SG Bad Grund/Eisdorf (pb). Die Samtgemeindewerke beabsichtigen nicht, durch die geplante Trinkwasserverbundleitung von Badenhausen her die Gemeinde Eisdorf zu versorgen und die sanierungsbedürftige Krytertalquelle nur noch als Notversorgungsquelle zu nutzen.

Auf Initiative des Vorsitzenden der SPD-Ratsfraktion der Gemeinde Eisdorf, Ulrich Pflugfelder trafen sich Bürgermeister Herbert Lohrberg, der Vorsitzende und dessen Stellvertreter des Werksausschusses der Samtgemeindewerke, Peter Kalla und Karl Jahns sowie der Werksleiter Jürgen Beck bei dieser Quelle, um im Gespräch aufkeimende Gerüchte zu widerlegen.

Sie erinnerten sich daran, dass sich der Werksausschuss aufgrund der in letzten Jahren stetig verringerten Schüttmengen der Krytertalquelle mit der Versorgung von Eisdorf beschäftigt hat. Genau aus dem Grund seien die Sickerleitungen der Quelle mit einer Kamera „befahren“ worden. Dabei sei festgestellt worden, dass das Zuleitungsnetz teilweise sehr starke Wurzeleinwüchse aufweist.
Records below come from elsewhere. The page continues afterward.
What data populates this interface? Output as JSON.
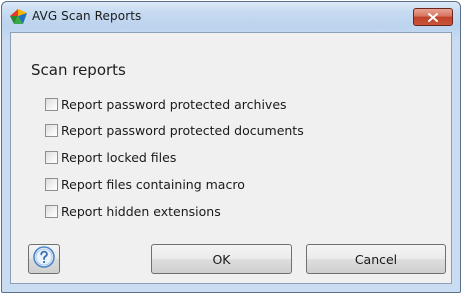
{
  "window": {
    "title": "AVG Scan Reports",
    "close_icon": "close-icon",
    "app_icon": "avg-logo-icon"
  },
  "dialog": {
    "heading": "Scan reports",
    "options": [
      {
        "label": "Report password protected archives",
        "checked": false
      },
      {
        "label": "Report password protected documents",
        "checked": false
      },
      {
        "label": "Report locked files",
        "checked": false
      },
      {
        "label": "Report files containing macro",
        "checked": false
      },
      {
        "label": "Report hidden extensions",
        "checked": false
      }
    ]
  },
  "buttons": {
    "help_icon": "help-icon",
    "ok_label": "OK",
    "cancel_label": "Cancel"
  },
  "colors": {
    "close_button": "#c9553a",
    "help_icon": "#4a86c8"
  }
}
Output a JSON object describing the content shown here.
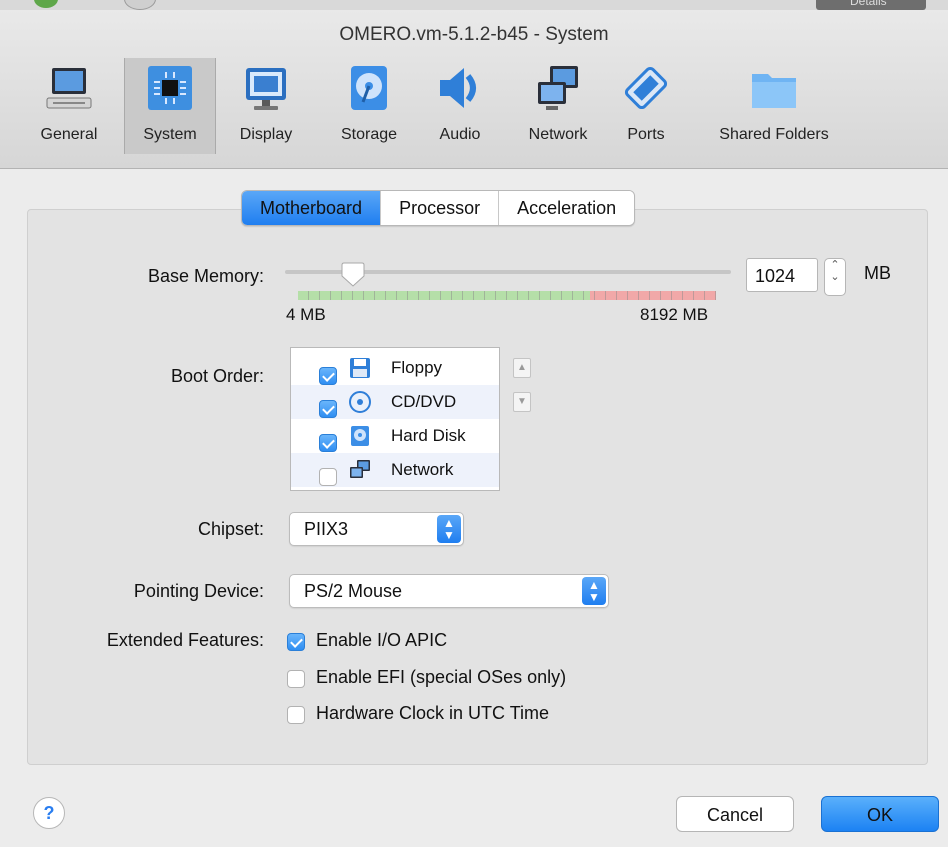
{
  "window": {
    "title": "OMERO.vm-5.1.2-b45 - System",
    "background_details_label": "Details"
  },
  "toolbar": {
    "items": [
      {
        "label": "General",
        "icon": "monitor-icon"
      },
      {
        "label": "System",
        "icon": "chip-icon",
        "selected": true
      },
      {
        "label": "Display",
        "icon": "display-icon"
      },
      {
        "label": "Storage",
        "icon": "disk-icon"
      },
      {
        "label": "Audio",
        "icon": "speaker-icon"
      },
      {
        "label": "Network",
        "icon": "network-icon"
      },
      {
        "label": "Ports",
        "icon": "plug-icon"
      },
      {
        "label": "Shared Folders",
        "icon": "folder-icon"
      }
    ]
  },
  "tabs": [
    {
      "label": "Motherboard",
      "active": true
    },
    {
      "label": "Processor"
    },
    {
      "label": "Acceleration"
    }
  ],
  "base_memory": {
    "label": "Base Memory:",
    "value": "1024",
    "unit": "MB",
    "min_label": "4 MB",
    "max_label": "8192 MB",
    "slider_fraction": 0.125
  },
  "boot_order": {
    "label": "Boot Order:",
    "items": [
      {
        "label": "Floppy",
        "checked": true,
        "icon": "floppy-icon"
      },
      {
        "label": "CD/DVD",
        "checked": true,
        "icon": "cd-icon"
      },
      {
        "label": "Hard Disk",
        "checked": true,
        "icon": "hard-disk-icon"
      },
      {
        "label": "Network",
        "checked": false,
        "icon": "network-icon"
      }
    ]
  },
  "chipset": {
    "label": "Chipset:",
    "value": "PIIX3"
  },
  "pointing_device": {
    "label": "Pointing Device:",
    "value": "PS/2 Mouse"
  },
  "extended_features": {
    "label": "Extended Features:",
    "items": [
      {
        "label": "Enable I/O APIC",
        "checked": true
      },
      {
        "label": "Enable EFI (special OSes only)",
        "checked": false
      },
      {
        "label": "Hardware Clock in UTC Time",
        "checked": false
      }
    ]
  },
  "buttons": {
    "help": "?",
    "cancel": "Cancel",
    "ok": "OK"
  },
  "colors": {
    "accent": "#1f7ef0",
    "memory_safe": "#b5dfa8",
    "memory_danger": "#f1a8a8"
  }
}
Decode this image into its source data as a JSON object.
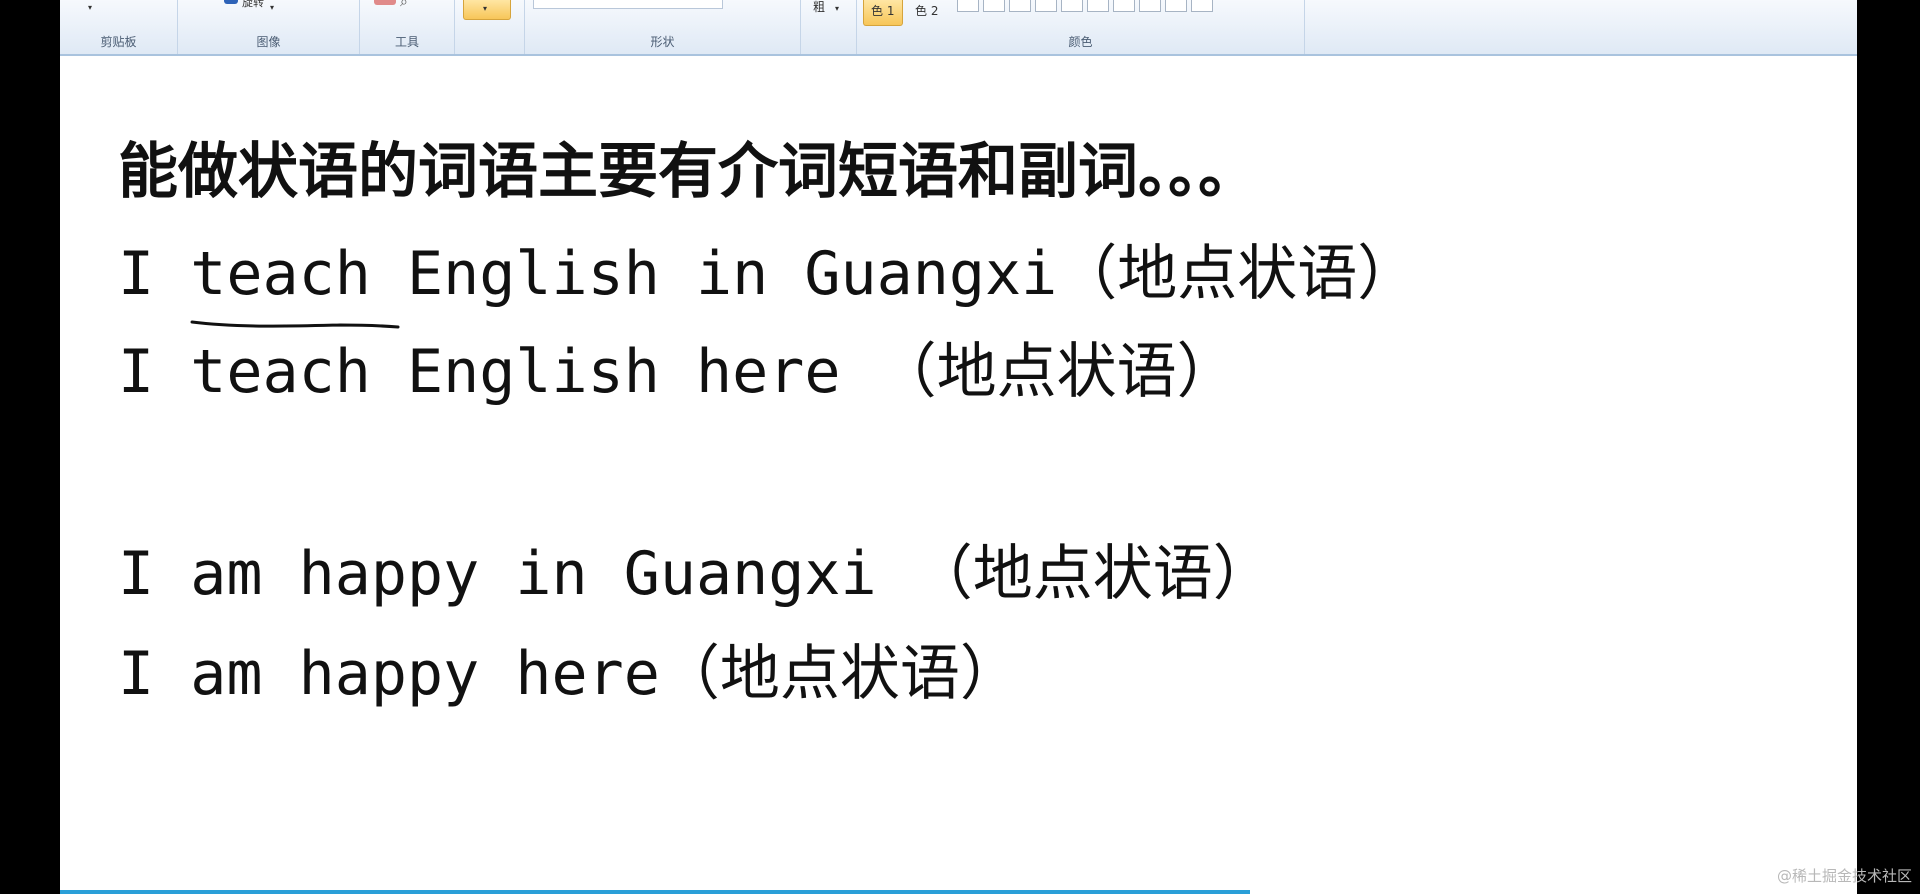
{
  "ribbon": {
    "groups": {
      "clipboard": "剪贴板",
      "image": "图像",
      "tools": "工具",
      "shapes": "形状",
      "colors": "颜色"
    },
    "rotate_label": "旋转",
    "size_label": "粗",
    "color1_label": "色 1",
    "color2_label": "色 2"
  },
  "canvas": {
    "lines": [
      "能做状语的词语主要有介词短语和副词。。。",
      "I teach English in Guangxi（地点状语）",
      "I teach English here （地点状语）",
      "I am happy in Guangxi （地点状语）",
      "I am happy here（地点状语）"
    ]
  },
  "colors": {
    "ribbon_border": "#a9c3de",
    "selected_button": "#f7c659",
    "progress": "#2a9fd8"
  },
  "watermark": "@稀土掘金技术社区"
}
Für eine notwendige Sanierung müssten mindestens rund. 200.000 Euro veranschlagt werden. Für die Zeit der Sanierungsarbeiten, die sich auf mindestens vier Monaten belaufen würden, sei diese einzige Wasserzuführung allerdings für Eisdorf unterbrochen. Daher habe der Werksausschuss über eine akzeptable Lösung nachgedacht, so Werksleiter Jürgen Beck.

Eine Möglichkeit wäre die Nutzung des Wassers aus der Goldbachquelle, so Beck weiter. Untersuchungen hätten allerdings gezeigt, dass aufgrund der festgestellten starken Trübungen des Wassers und der festgestellten Verkeimung eine mobile Aufbereitung erforderlich sei, bevor es in das Trinkwassernetz eingespeist werden kann. Das wiederum verursachte Kosten in Höhe von rund 60 000 Euro.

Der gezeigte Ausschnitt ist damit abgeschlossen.